Research on partisanship has begun to explore the social-psychological dynamics of party affiliation, including the role played by stereotypes of rank-and-file party supporters. For the most part, however, this work has focused on partisan identifiers, with less attention paid to those who eschew party labels. We help to fill in this gap with a series of novel surveys measuring top-of-the-head considerations regarding both partisans and political independents. We utilize open-ended survey items and structural topic modeling to document stereotypes of people who identify as political independents. We present a descriptive overview of the stereotypes people hold about independents and examine their correlates among other political perceptions and outcomes.

“The Nature of Partisan Stereotypes and Mass Polarization, 1984-2016.” With Ethan Busby and Adam Howat.

Recent research suggests that people’s mental images of the parties matter for partisan polarization. While important, this work has not yet considered trends over time, or how party images might fluctuate with different political environments. We look to fill this gap and explore what the public thinks about the two major American political parties, how those images vary with, time, and how these ideas relate to mass polarization. To do so, we employ structural topic modeling to examine open-ended responses regarding both major political parties from the 1984-2016 American National Election Studies. While some people have little to say about either party, we uncover themes relating to the values of the parties, relevant issue positions, references to elites, and mention of class-based groups. We consider the ways in which these themes correlate with key political and demographic variables. This research advances our understanding of partisan polarization by helping to clarify mass conceptions of partisanship itself, the relationship between stereotypes of the parties and attitudes toward those parties, and the temporal dimension of these relationships. We discuss the implications of this research for the study of partisanship, polarization, and political behavior.

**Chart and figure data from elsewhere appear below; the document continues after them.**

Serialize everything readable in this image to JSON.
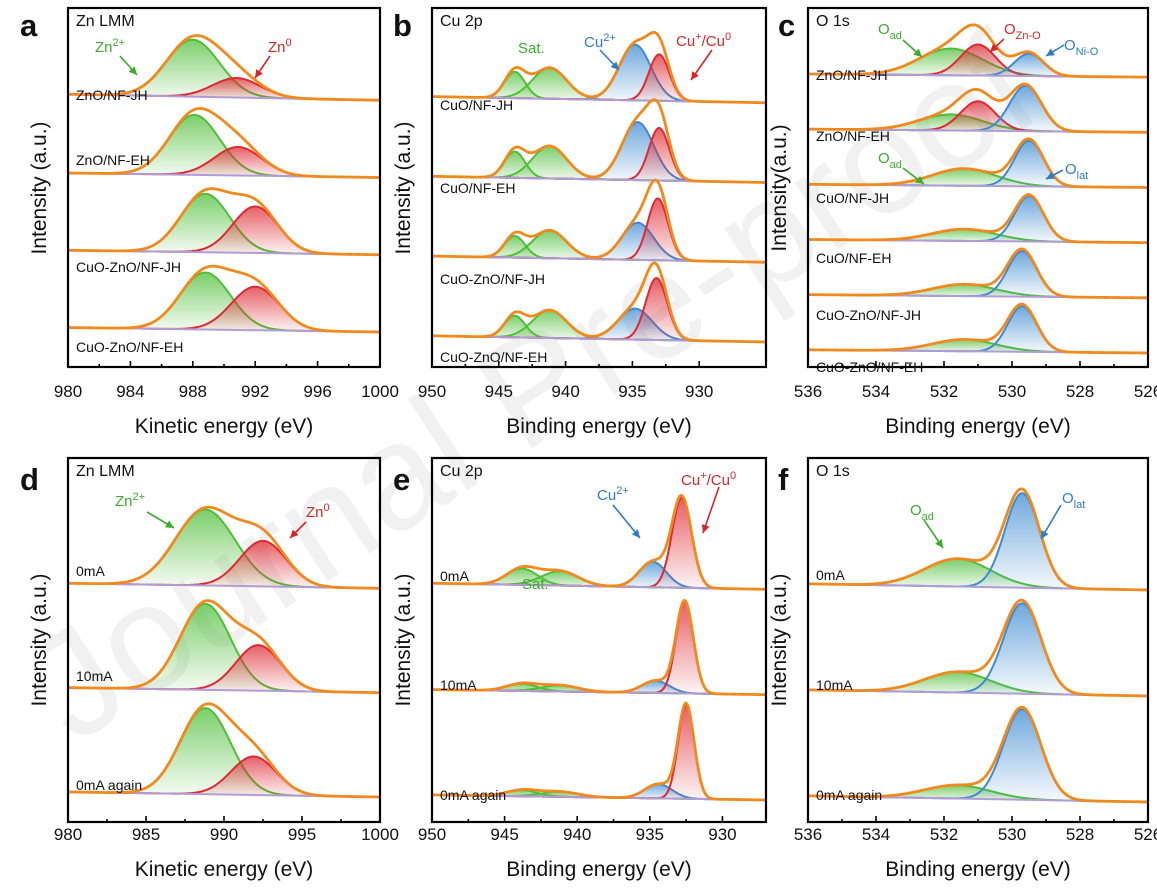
{
  "figure": {
    "watermark": "Journal Pre-proof",
    "colors": {
      "envelope": "#F08A1E",
      "background": "#B39CD6",
      "green": "#50BE3A",
      "red": "#DD2A32",
      "blue": "#3F8BD1",
      "green_label": "#3EAA2E",
      "red_label": "#D62728",
      "blue_label": "#2E7CC4"
    }
  },
  "chart_data": [
    {
      "id": "a",
      "type": "area",
      "letter": "a",
      "title": "Zn LMM",
      "xlabel": "Kinetic energy (eV)",
      "ylabel": "Intensity (a.u.)",
      "xlim": [
        980,
        1000
      ],
      "xticks": [
        "980",
        "984",
        "988",
        "992",
        "996",
        "1000"
      ],
      "peak_units": "eV",
      "series": [
        {
          "name": "ZnO/NF-JH",
          "bg_left": 0.08,
          "bg_right": 0.0,
          "peaks": [
            {
              "component": "Zn2+",
              "color": "green",
              "center": 988.0,
              "fwhm": 4.0,
              "height": 0.76
            },
            {
              "component": "Zn0",
              "color": "red",
              "center": 990.8,
              "fwhm": 3.6,
              "height": 0.26
            }
          ]
        },
        {
          "name": "ZnO/NF-EH",
          "bg_left": 0.06,
          "bg_right": 0.0,
          "peaks": [
            {
              "component": "Zn2+",
              "color": "green",
              "center": 988.1,
              "fwhm": 3.8,
              "height": 0.8
            },
            {
              "component": "Zn0",
              "color": "red",
              "center": 990.9,
              "fwhm": 3.6,
              "height": 0.38
            }
          ]
        },
        {
          "name": "CuO-ZnO/NF-JH",
          "bg_left": 0.06,
          "bg_right": 0.0,
          "peaks": [
            {
              "component": "Zn2+",
              "color": "green",
              "center": 988.8,
              "fwhm": 3.7,
              "height": 0.78
            },
            {
              "component": "Zn0",
              "color": "red",
              "center": 992.0,
              "fwhm": 3.4,
              "height": 0.62
            }
          ]
        },
        {
          "name": "CuO-ZnO/NF-EH",
          "bg_left": 0.06,
          "bg_right": 0.0,
          "peaks": [
            {
              "component": "Zn2+",
              "color": "green",
              "center": 988.8,
              "fwhm": 3.8,
              "height": 0.76
            },
            {
              "component": "Zn0",
              "color": "red",
              "center": 992.0,
              "fwhm": 3.6,
              "height": 0.58
            }
          ]
        }
      ],
      "annotations": [
        {
          "color": "green",
          "text": "Zn",
          "sup": "2+",
          "sub": ""
        },
        {
          "color": "red",
          "text": "Zn",
          "sup": "0",
          "sub": ""
        }
      ]
    },
    {
      "id": "b",
      "type": "area",
      "letter": "b",
      "title": "Cu 2p",
      "xlabel": "Binding energy (eV)",
      "ylabel": "Intensity (a.u.)",
      "xlim": [
        950,
        925
      ],
      "xticks": [
        "950",
        "945",
        "940",
        "935",
        "930"
      ],
      "peak_units": "eV",
      "series": [
        {
          "name": "CuO/NF-JH",
          "bg_left": 0.08,
          "bg_right": 0.0,
          "peaks": [
            {
              "component": "Sat.",
              "color": "green",
              "center": 943.8,
              "fwhm": 1.8,
              "height": 0.34
            },
            {
              "component": "Sat.",
              "color": "green",
              "center": 941.2,
              "fwhm": 3.0,
              "height": 0.4
            },
            {
              "component": "Cu2+",
              "color": "blue",
              "center": 934.8,
              "fwhm": 2.8,
              "height": 0.72
            },
            {
              "component": "Cu+/Cu0",
              "color": "red",
              "center": 933.0,
              "fwhm": 1.8,
              "height": 0.6
            }
          ]
        },
        {
          "name": "CuO/NF-EH",
          "bg_left": 0.08,
          "bg_right": 0.0,
          "peaks": [
            {
              "component": "Sat.",
              "color": "green",
              "center": 943.8,
              "fwhm": 1.8,
              "height": 0.34
            },
            {
              "component": "Sat.",
              "color": "green",
              "center": 941.2,
              "fwhm": 3.0,
              "height": 0.42
            },
            {
              "component": "Cu2+",
              "color": "blue",
              "center": 934.6,
              "fwhm": 2.8,
              "height": 0.75
            },
            {
              "component": "Cu+/Cu0",
              "color": "red",
              "center": 933.0,
              "fwhm": 1.8,
              "height": 0.68
            }
          ]
        },
        {
          "name": "CuO-ZnO/NF-JH",
          "bg_left": 0.08,
          "bg_right": 0.0,
          "peaks": [
            {
              "component": "Sat.",
              "color": "green",
              "center": 943.8,
              "fwhm": 1.8,
              "height": 0.28
            },
            {
              "component": "Sat.",
              "color": "green",
              "center": 941.2,
              "fwhm": 3.0,
              "height": 0.36
            },
            {
              "component": "Cu2+",
              "color": "blue",
              "center": 934.6,
              "fwhm": 2.8,
              "height": 0.48
            },
            {
              "component": "Cu+/Cu0",
              "color": "red",
              "center": 933.1,
              "fwhm": 1.8,
              "height": 0.8
            }
          ]
        },
        {
          "name": "CuO-ZnO/NF-EH",
          "bg_left": 0.08,
          "bg_right": 0.0,
          "peaks": [
            {
              "component": "Sat.",
              "color": "green",
              "center": 943.8,
              "fwhm": 1.8,
              "height": 0.28
            },
            {
              "component": "Sat.",
              "color": "green",
              "center": 941.2,
              "fwhm": 3.0,
              "height": 0.36
            },
            {
              "component": "Cu2+",
              "color": "blue",
              "center": 934.8,
              "fwhm": 3.0,
              "height": 0.4
            },
            {
              "component": "Cu+/Cu0",
              "color": "red",
              "center": 933.2,
              "fwhm": 1.9,
              "height": 0.8
            }
          ]
        }
      ],
      "annotations": [
        {
          "color": "green",
          "text": "Sat.",
          "sup": "",
          "sub": ""
        },
        {
          "color": "blue",
          "text": "Cu",
          "sup": "2+",
          "sub": ""
        },
        {
          "color": "red",
          "text": "Cu",
          "sup": "+",
          "sub": "",
          "tail": "/Cu",
          "tail_sup": "0"
        }
      ]
    },
    {
      "id": "c",
      "type": "area",
      "letter": "c",
      "title": "O 1s",
      "xlabel": "Binding energy (eV)",
      "ylabel": "Intensity(a.u.)",
      "xlim": [
        536,
        526
      ],
      "xticks": [
        "536",
        "534",
        "532",
        "530",
        "528",
        "526"
      ],
      "peak_units": "eV",
      "series": [
        {
          "name": "ZnO/NF-JH",
          "bg_left": 0.06,
          "bg_right": 0.0,
          "peaks": [
            {
              "component": "Oad",
              "color": "green",
              "center": 531.8,
              "fwhm": 2.2,
              "height": 0.5
            },
            {
              "component": "OZn-O",
              "color": "red",
              "center": 531.0,
              "fwhm": 1.2,
              "height": 0.58
            },
            {
              "component": "ONi-O",
              "color": "blue",
              "center": 529.5,
              "fwhm": 1.0,
              "height": 0.42
            }
          ]
        },
        {
          "name": "ZnO/NF-EH",
          "bg_left": 0.06,
          "bg_right": 0.0,
          "peaks": [
            {
              "component": "Oad",
              "color": "green",
              "center": 531.8,
              "fwhm": 2.2,
              "height": 0.3
            },
            {
              "component": "OZn-O",
              "color": "red",
              "center": 531.0,
              "fwhm": 1.2,
              "height": 0.55
            },
            {
              "component": "ONi-O",
              "color": "blue",
              "center": 529.6,
              "fwhm": 1.1,
              "height": 0.85
            }
          ]
        },
        {
          "name": "CuO/NF-JH",
          "bg_left": 0.06,
          "bg_right": 0.0,
          "peaks": [
            {
              "component": "Oad",
              "color": "green",
              "center": 531.4,
              "fwhm": 2.2,
              "height": 0.32
            },
            {
              "component": "Olat",
              "color": "blue",
              "center": 529.5,
              "fwhm": 1.0,
              "height": 0.85
            }
          ]
        },
        {
          "name": "CuO/NF-EH",
          "bg_left": 0.06,
          "bg_right": 0.0,
          "peaks": [
            {
              "component": "Oad",
              "color": "green",
              "center": 531.4,
              "fwhm": 2.2,
              "height": 0.22
            },
            {
              "component": "Olat",
              "color": "blue",
              "center": 529.5,
              "fwhm": 1.0,
              "height": 0.85
            }
          ]
        },
        {
          "name": "CuO-ZnO/NF-JH",
          "bg_left": 0.06,
          "bg_right": 0.0,
          "peaks": [
            {
              "component": "Oad",
              "color": "green",
              "center": 531.4,
              "fwhm": 2.2,
              "height": 0.22
            },
            {
              "component": "Olat",
              "color": "blue",
              "center": 529.7,
              "fwhm": 1.0,
              "height": 0.85
            }
          ]
        },
        {
          "name": "CuO-ZnO/NF-EH",
          "bg_left": 0.06,
          "bg_right": 0.0,
          "peaks": [
            {
              "component": "Oad",
              "color": "green",
              "center": 531.4,
              "fwhm": 2.2,
              "height": 0.22
            },
            {
              "component": "Olat",
              "color": "blue",
              "center": 529.7,
              "fwhm": 1.0,
              "height": 0.85
            }
          ]
        }
      ],
      "annotations": [
        {
          "color": "green",
          "text": "O",
          "sup": "",
          "sub": "ad"
        },
        {
          "color": "red",
          "text": "O",
          "sup": "",
          "sub": "Zn-O"
        },
        {
          "color": "blue",
          "text": "O",
          "sup": "",
          "sub": "Ni-O"
        },
        {
          "color": "green",
          "text": "O",
          "sup": "",
          "sub": "ad"
        },
        {
          "color": "blue",
          "text": "O",
          "sup": "",
          "sub": "lat"
        }
      ]
    },
    {
      "id": "d",
      "type": "area",
      "letter": "d",
      "title": "Zn LMM",
      "xlabel": "Kinetic energy (eV)",
      "ylabel": "Intensity (a.u.)",
      "xlim": [
        980,
        1000
      ],
      "xticks": [
        "980",
        "985",
        "990",
        "995",
        "1000"
      ],
      "peak_units": "eV",
      "series": [
        {
          "name": "0mA",
          "bg_left": 0.05,
          "bg_right": 0.0,
          "peaks": [
            {
              "component": "Zn2+",
              "color": "green",
              "center": 988.8,
              "fwhm": 4.5,
              "height": 0.75
            },
            {
              "component": "Zn0",
              "color": "red",
              "center": 992.5,
              "fwhm": 3.5,
              "height": 0.45
            }
          ]
        },
        {
          "name": "10mA",
          "bg_left": 0.05,
          "bg_right": 0.0,
          "peaks": [
            {
              "component": "Zn2+",
              "color": "green",
              "center": 988.8,
              "fwhm": 3.8,
              "height": 0.85
            },
            {
              "component": "Zn0",
              "color": "red",
              "center": 992.2,
              "fwhm": 3.4,
              "height": 0.45
            }
          ]
        },
        {
          "name": "0mA again",
          "bg_left": 0.05,
          "bg_right": 0.0,
          "peaks": [
            {
              "component": "Zn2+",
              "color": "green",
              "center": 988.8,
              "fwhm": 3.8,
              "height": 0.85
            },
            {
              "component": "Zn0",
              "color": "red",
              "center": 991.9,
              "fwhm": 3.4,
              "height": 0.38
            }
          ]
        }
      ],
      "annotations": [
        {
          "color": "green",
          "text": "Zn",
          "sup": "2+",
          "sub": ""
        },
        {
          "color": "red",
          "text": "Zn",
          "sup": "0",
          "sub": ""
        }
      ]
    },
    {
      "id": "e",
      "type": "area",
      "letter": "e",
      "title": "Cu 2p",
      "xlabel": "Binding energy (eV)",
      "ylabel": "Intensity (a.u.)",
      "xlim": [
        950,
        927
      ],
      "xticks": [
        "950",
        "945",
        "940",
        "935",
        "930"
      ],
      "peak_units": "eV",
      "series": [
        {
          "name": "0mA",
          "bg_left": 0.06,
          "bg_right": 0.0,
          "peaks": [
            {
              "component": "Sat.",
              "color": "green",
              "center": 943.8,
              "fwhm": 2.5,
              "height": 0.16
            },
            {
              "component": "Sat.",
              "color": "green",
              "center": 941.2,
              "fwhm": 3.0,
              "height": 0.14
            },
            {
              "component": "Cu2+",
              "color": "blue",
              "center": 934.8,
              "fwhm": 2.2,
              "height": 0.25
            },
            {
              "component": "Cu+/Cu0",
              "color": "red",
              "center": 932.8,
              "fwhm": 1.6,
              "height": 0.88
            }
          ]
        },
        {
          "name": "10mA",
          "bg_left": 0.05,
          "bg_right": 0.0,
          "peaks": [
            {
              "component": "Sat.",
              "color": "green",
              "center": 943.8,
              "fwhm": 2.5,
              "height": 0.07
            },
            {
              "component": "Sat.",
              "color": "green",
              "center": 941.2,
              "fwhm": 3.0,
              "height": 0.06
            },
            {
              "component": "Cu2+",
              "color": "blue",
              "center": 934.6,
              "fwhm": 2.2,
              "height": 0.12
            },
            {
              "component": "Cu+/Cu0",
              "color": "red",
              "center": 932.6,
              "fwhm": 1.4,
              "height": 0.9
            }
          ]
        },
        {
          "name": "0mA again",
          "bg_left": 0.05,
          "bg_right": 0.0,
          "peaks": [
            {
              "component": "Sat.",
              "color": "green",
              "center": 943.8,
              "fwhm": 2.5,
              "height": 0.06
            },
            {
              "component": "Sat.",
              "color": "green",
              "center": 941.2,
              "fwhm": 3.0,
              "height": 0.05
            },
            {
              "component": "Cu2+",
              "color": "blue",
              "center": 934.4,
              "fwhm": 2.2,
              "height": 0.14
            },
            {
              "component": "Cu+/Cu0",
              "color": "red",
              "center": 932.5,
              "fwhm": 1.3,
              "height": 0.92
            }
          ]
        }
      ],
      "annotations": [
        {
          "color": "green",
          "text": "Sat.",
          "sup": "",
          "sub": ""
        },
        {
          "color": "blue",
          "text": "Cu",
          "sup": "2+",
          "sub": ""
        },
        {
          "color": "red",
          "text": "Cu",
          "sup": "+",
          "sub": "",
          "tail": "/Cu",
          "tail_sup": "0"
        }
      ]
    },
    {
      "id": "f",
      "type": "area",
      "letter": "f",
      "title": "O 1s",
      "xlabel": "Binding energy (eV)",
      "ylabel": "Intensity (a.u.)",
      "xlim": [
        536,
        526
      ],
      "xticks": [
        "536",
        "534",
        "532",
        "530",
        "528",
        "526"
      ],
      "peak_units": "eV",
      "series": [
        {
          "name": "0mA",
          "bg_left": 0.06,
          "bg_right": 0.0,
          "peaks": [
            {
              "component": "Oad",
              "color": "green",
              "center": 531.6,
              "fwhm": 2.3,
              "height": 0.27
            },
            {
              "component": "Olat",
              "color": "blue",
              "center": 529.7,
              "fwhm": 1.2,
              "height": 0.92
            }
          ]
        },
        {
          "name": "10mA",
          "bg_left": 0.06,
          "bg_right": 0.0,
          "peaks": [
            {
              "component": "Oad",
              "color": "green",
              "center": 531.6,
              "fwhm": 2.3,
              "height": 0.2
            },
            {
              "component": "Olat",
              "color": "blue",
              "center": 529.7,
              "fwhm": 1.3,
              "height": 0.88
            }
          ]
        },
        {
          "name": "0mA again",
          "bg_left": 0.06,
          "bg_right": 0.0,
          "peaks": [
            {
              "component": "Oad",
              "color": "green",
              "center": 531.6,
              "fwhm": 2.3,
              "height": 0.13
            },
            {
              "component": "Olat",
              "color": "blue",
              "center": 529.7,
              "fwhm": 1.3,
              "height": 0.88
            }
          ]
        }
      ],
      "annotations": [
        {
          "color": "green",
          "text": "O",
          "sup": "",
          "sub": "ad"
        },
        {
          "color": "blue",
          "text": "O",
          "sup": "",
          "sub": "lat"
        }
      ]
    }
  ]
}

“Partisan Bias in Social Science Graduate Programs.” With James N. Druckman.

Sizeable literatures demonstrate racial and partisan discrimination in a host of social domains. We assess whether such biases exist when it comes to Ph.D. programs in the social sciences. Specifically, we use a correspondence study to explore responses to informational inquiries from potential doctoral students. Despite widespread concerns, we find little evidence of direct racial or political bias. The one exception is ambiguous evidence of an intersectional bias – specifically against African-American Republicans. Perhaps more interestingly, we find that faculty and staff rely on different criteria in making response decisions, suggesting that the institutional structure of doctoral programs could affect enrollments. Overall, our results accentuate the importance of non-results, particularly in light of the burgeoning literature on partisan spillover and frequent claims of liberal bias in the academia.

“The Normative Boundaries and Conceptual Scope of the Political.”

“Partisan Preferences in the Rental Housing Market: Evidence from Craigslist.”